Mackerel and sardines are low in environmental contaminants according to the Oceans alive website. Atlantic mackeral come from marine fisheries rather than fish farms and are often caught using purse seines and trawls. Salmon and tuna tend to have high levels of PCBs and mercury. Canned albacore tuna have been found to have some of the highest mercury levels.
BLUEBERRIES are packed with nutrients and healthy phytochemicals. According to nutrition scientists at the Human Research Center on Aging at Tufts University in Boston, blueberries are the number one fruit for fighting free-radicals. The research centre devised the Oxygen Radical Absorbance Capacity (ORAC) system to measure the ability of fruit and vegetables to neutralise free radicals.
For maximum protection, scientists suggest we eat at least 5,000 ORAC units every day - just 50g of blueberries provides double this amount. Blueberries also contain pectin which can help lower cholesterol levels.
BROCCOLI is a rich source of the antioxidants betecarotene, lutein and zeaxanthin, which can ward off colds and flu and help fight off harmful free radicals which can cause cancer and ageing. Broccoli also contains the phytochemicals sulforapanes, isothiocyanates and indoles which may help reduce the risks of cancer.

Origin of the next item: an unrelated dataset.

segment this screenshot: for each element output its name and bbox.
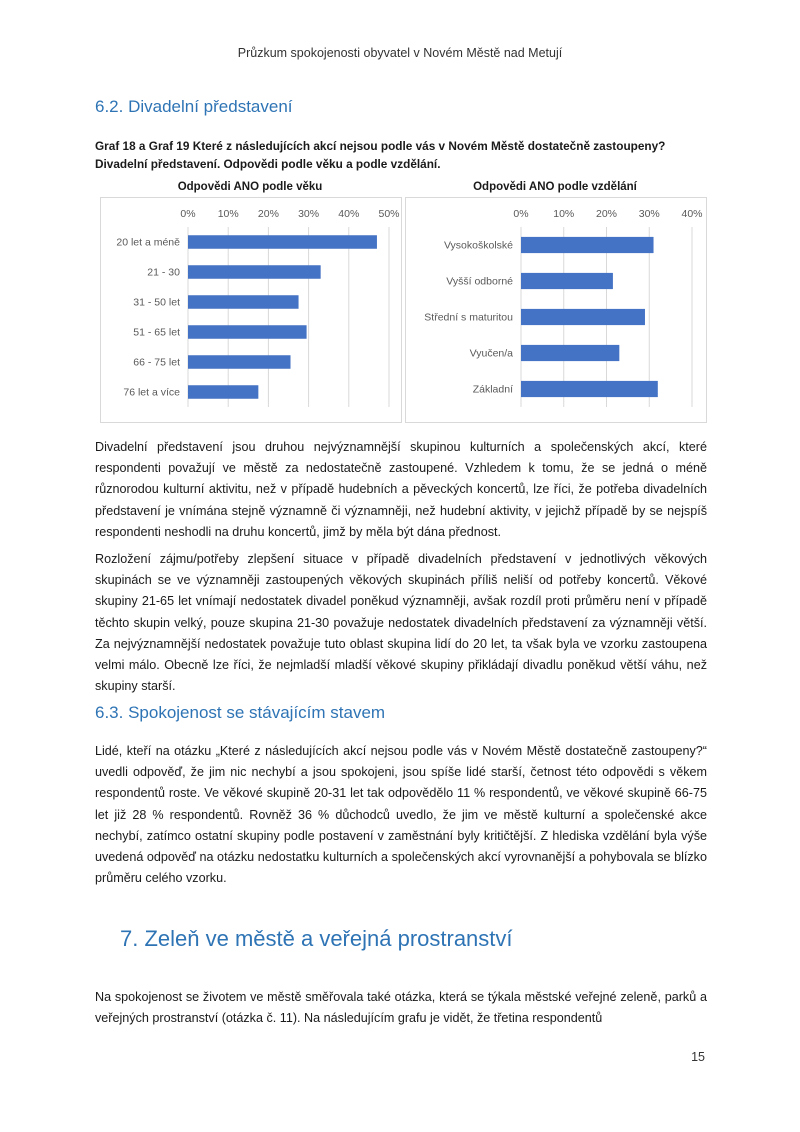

One medium serving of broccoli contains over 50 percent of the recommended daily requirement of vitamin C and about half the recommended daily intake of the B vitamin folate. Research suggests that a good intake of folate can help reduce levels of homocysteine in the blood. At high levels, homocysteine behaves in a similar way to cholesterol blocking the arteries that supply blood to the heart increasing the risk of heart disease. Folate is an extremely important vitamin for women planning a pregnancy as it is essential for cell division and DNA and helps to prevent birth defects including spina bifida.